Yang menarik, sejumlah model bahkan sudah menawarkan jarak tempuh yang cukup jauh, tenaga yang layak, hingga perlengkapan praktis yang biasanya dicari pengguna kota. Karena pasar kendaraan listrik roda dua masih belum terlalu banyak memberi opsi semurah ini, kelas Rp10 jutaan mulai terlihat sebagai titik masuk yang realistis.
Pilihan paling menonjol di kelas ini
Polytron Fox S menjadi salah satu model yang paling mudah mencuri perhatian. Motor ini tampil dengan desain mirip Nmax yang memberi kesan skutik maksi berbadan besar, sementara harganya berada di kisaran Rp9,5 juta hingga Rp11,5 juta per unit.
Di atas kertas, Polytron Fox S membawa mesin 3000 watt dan jarak tempuh 70 km. Kombinasi desain yang menarik, harga yang masih terjangkau, dan spesifikasi yang cukup kuat membuat model ini terlihat sebagai opsi yang serius di kelasnya.
Uwinfly T3 juga masuk daftar yang paling masuk akal bagi pembeli yang mencari motor listrik berdesain unik. Model ini dibanderol sekitar Rp10 juta hingga Rp12 jutaan, dengan opsi subsidi yang bisa membuat harganya lebih murah, serta pilihan baterai SLA atau Lithium.
Tampilan Uwinfly T3 mengarah ke gaya mirip Vespa, sehingga sisi visualnya ikut menjadi daya tarik. Dari sisi teknis, motor ini mengusung mesin 1500 watt dengan jarak tempuh 60 km.
Praktis untuk kebutuhan harian
Selis Neo Scootic menawarkan pendekatan yang lebih sederhana, tetapi tetap fungsional. Motor ini punya desain ringkas dan ergonomis, lalu dek kaki yang luas membuatnya cocok untuk membawa barang belanjaan saat dipakai harian.
Harga Selis Neo Scootic berada di angka Rp13,5 juta, dengan kecepatan maksimal 40 km/jam dan jarak tempuh 40 km. Untuk pengguna yang memprioritaskan kenyamanan penggunaan harian ketimbang performa tinggi, karakter seperti ini bisa terasa relevan.
Viar NX menjadi opsi lain yang masih berada di rentang harga terjangkau, yaitu Rp13 juta hingga Rp14 juta per unit. Motor ini menawarkan fitur anti maling atau anti-theft, bagasi lega, dan soket USB charger yang menambah nilai pakai.
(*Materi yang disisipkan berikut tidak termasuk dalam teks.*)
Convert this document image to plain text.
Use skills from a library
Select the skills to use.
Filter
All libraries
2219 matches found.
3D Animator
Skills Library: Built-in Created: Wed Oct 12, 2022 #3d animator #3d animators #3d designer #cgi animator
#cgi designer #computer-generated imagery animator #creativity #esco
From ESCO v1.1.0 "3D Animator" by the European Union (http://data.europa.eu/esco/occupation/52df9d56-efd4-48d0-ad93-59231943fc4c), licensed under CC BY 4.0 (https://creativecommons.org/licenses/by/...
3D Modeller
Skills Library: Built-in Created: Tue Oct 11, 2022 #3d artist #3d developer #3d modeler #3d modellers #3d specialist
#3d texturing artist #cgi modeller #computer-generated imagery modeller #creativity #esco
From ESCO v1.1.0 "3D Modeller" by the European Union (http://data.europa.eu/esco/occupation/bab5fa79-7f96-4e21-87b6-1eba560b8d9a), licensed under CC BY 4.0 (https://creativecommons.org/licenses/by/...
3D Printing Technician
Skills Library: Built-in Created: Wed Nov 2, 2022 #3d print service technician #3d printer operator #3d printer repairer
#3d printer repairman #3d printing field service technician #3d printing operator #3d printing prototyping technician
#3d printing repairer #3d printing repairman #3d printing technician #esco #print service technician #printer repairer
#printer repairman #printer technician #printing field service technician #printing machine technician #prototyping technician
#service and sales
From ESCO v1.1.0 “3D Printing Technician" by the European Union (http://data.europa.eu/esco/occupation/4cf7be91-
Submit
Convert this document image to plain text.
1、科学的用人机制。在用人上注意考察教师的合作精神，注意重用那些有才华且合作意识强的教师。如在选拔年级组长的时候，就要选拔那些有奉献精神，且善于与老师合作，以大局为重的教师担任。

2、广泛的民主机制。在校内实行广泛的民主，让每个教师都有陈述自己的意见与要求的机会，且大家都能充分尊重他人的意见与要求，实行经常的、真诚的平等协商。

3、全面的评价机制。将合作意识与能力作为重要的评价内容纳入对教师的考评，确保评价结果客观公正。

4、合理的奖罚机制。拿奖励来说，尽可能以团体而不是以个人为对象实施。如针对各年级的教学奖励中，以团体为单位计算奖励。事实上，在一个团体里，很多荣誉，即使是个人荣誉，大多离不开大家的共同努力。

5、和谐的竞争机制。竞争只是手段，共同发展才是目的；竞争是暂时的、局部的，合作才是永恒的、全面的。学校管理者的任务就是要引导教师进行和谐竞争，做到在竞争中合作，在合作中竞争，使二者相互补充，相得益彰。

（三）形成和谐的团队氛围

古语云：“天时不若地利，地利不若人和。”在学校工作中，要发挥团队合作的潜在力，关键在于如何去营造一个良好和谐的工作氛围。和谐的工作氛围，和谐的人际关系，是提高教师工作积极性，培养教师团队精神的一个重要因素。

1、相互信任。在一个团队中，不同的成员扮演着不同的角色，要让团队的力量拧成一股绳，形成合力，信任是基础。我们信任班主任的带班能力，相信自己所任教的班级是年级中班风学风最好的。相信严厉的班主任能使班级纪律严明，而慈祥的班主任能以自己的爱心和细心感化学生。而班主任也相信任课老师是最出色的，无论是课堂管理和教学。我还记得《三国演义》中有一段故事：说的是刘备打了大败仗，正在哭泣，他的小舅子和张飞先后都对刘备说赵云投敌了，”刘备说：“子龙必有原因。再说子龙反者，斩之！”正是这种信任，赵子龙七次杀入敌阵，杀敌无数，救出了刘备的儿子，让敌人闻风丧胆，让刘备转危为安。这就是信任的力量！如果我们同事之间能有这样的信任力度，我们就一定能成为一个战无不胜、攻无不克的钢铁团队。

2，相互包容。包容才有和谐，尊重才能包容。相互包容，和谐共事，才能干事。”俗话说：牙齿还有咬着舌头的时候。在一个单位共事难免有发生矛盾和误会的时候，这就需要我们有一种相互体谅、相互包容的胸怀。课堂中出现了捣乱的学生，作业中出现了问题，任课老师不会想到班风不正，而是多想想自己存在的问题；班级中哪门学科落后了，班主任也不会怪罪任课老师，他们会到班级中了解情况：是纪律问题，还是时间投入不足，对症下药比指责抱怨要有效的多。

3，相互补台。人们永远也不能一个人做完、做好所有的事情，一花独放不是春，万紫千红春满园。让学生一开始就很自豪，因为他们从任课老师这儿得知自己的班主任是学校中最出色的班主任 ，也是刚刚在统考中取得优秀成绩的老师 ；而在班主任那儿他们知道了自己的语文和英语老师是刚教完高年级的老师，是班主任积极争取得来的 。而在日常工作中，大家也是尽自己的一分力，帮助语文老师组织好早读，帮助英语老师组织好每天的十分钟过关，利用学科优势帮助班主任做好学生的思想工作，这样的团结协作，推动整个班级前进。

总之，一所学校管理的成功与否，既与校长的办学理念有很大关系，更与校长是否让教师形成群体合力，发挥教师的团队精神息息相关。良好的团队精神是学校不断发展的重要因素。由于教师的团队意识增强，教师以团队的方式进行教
Dari sisi spesifikasi, Viar NX mampu menempuh jarak 60 km dan melaju hingga sekitar 50 km/jam. Kehadiran fitur praktis membuat motor ini terasa lebih siap dipakai untuk rutinitas kota.
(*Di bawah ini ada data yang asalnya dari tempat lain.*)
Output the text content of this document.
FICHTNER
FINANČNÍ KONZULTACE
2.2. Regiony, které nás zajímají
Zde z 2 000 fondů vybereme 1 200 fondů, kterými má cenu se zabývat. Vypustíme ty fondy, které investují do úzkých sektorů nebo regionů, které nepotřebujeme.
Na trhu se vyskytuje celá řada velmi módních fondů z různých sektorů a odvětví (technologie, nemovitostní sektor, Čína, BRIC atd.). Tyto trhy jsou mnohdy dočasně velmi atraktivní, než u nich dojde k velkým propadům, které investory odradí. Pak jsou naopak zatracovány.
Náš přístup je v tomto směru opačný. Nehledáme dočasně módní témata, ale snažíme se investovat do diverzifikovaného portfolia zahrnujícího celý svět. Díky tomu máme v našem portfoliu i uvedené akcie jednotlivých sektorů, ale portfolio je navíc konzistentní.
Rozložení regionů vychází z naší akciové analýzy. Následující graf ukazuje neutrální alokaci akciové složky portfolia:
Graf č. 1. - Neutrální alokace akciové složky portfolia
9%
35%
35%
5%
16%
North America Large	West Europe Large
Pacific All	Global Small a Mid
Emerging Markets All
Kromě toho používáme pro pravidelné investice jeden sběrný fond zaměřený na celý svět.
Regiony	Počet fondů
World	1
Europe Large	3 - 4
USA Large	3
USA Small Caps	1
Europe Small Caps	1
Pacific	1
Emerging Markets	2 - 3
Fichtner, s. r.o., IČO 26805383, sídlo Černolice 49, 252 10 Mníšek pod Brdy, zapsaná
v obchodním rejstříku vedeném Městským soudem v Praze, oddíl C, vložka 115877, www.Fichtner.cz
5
Jarak tempuh jauh jadi nilai tambah
Greentech Aero atau GT Aero menutup daftar dengan paket yang cukup kompetitif di kelasnya. Harganya berada di kisaran Rp12 juta sampai Rp13 juta, sehingga masih dekat dengan kelompok motor listrik 10 jutaan.
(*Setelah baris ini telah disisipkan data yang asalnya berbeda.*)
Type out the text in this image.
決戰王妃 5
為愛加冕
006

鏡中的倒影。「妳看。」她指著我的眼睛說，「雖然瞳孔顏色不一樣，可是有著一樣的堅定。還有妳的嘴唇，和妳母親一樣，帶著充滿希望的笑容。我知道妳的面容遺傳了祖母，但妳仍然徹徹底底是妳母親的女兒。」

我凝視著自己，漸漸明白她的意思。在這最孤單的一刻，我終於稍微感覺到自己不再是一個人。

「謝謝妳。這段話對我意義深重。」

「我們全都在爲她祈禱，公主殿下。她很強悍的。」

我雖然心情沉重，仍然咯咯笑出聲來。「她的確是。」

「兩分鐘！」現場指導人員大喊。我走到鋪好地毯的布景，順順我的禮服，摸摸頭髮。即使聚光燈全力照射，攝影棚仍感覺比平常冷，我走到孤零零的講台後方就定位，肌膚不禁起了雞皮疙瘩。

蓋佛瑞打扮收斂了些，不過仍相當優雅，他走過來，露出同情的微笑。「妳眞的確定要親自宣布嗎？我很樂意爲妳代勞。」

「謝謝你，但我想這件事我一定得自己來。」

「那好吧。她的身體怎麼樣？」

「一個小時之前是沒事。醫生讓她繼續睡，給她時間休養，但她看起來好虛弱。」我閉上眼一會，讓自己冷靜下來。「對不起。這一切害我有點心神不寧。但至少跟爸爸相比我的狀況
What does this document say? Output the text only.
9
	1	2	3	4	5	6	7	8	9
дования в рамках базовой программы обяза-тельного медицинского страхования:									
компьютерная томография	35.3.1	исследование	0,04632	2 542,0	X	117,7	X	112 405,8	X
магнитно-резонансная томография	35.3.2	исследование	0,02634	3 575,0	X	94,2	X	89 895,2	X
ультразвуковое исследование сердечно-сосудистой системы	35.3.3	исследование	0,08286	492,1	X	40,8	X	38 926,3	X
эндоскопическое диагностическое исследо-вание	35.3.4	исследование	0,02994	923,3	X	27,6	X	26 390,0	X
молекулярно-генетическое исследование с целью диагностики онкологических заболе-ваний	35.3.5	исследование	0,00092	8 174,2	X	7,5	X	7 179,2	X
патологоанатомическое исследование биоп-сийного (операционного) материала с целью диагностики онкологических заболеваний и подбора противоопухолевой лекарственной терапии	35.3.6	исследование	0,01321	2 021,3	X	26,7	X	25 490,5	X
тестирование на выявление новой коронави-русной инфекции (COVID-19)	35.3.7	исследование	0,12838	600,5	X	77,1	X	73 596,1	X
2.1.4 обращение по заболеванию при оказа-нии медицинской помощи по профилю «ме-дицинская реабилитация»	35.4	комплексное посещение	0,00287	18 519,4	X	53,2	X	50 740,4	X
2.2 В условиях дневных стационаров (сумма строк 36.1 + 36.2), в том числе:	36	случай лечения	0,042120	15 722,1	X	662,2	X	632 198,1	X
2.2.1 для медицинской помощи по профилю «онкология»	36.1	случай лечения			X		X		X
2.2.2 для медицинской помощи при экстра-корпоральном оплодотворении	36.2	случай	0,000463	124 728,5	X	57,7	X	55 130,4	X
Model ini dibekali suspensi empuk, panel layar informatif, ban tubeless, jarak tempuh 80 km, dan kecepatan maksimal 55 km/jam. Untuk pembeli yang menaruh perhatian pada kenyamanan sekaligus efisiensi penggunaan, kombinasi itu membuat GT Aero terlihat menarik.
Di tengah semakin banyaknya pilihan motor listrik, kelas Rp10 jutaan mulai punya posisi penting karena memberi keseimbangan antara harga, desain, dan spesifikasi. Dari lima model ini, pembeli bisa memilih sesuai kebutuhan, apakah lebih mementingkan tampilan, jarak tempuh, fitur praktis, atau tenaga mesin yang lebih besar.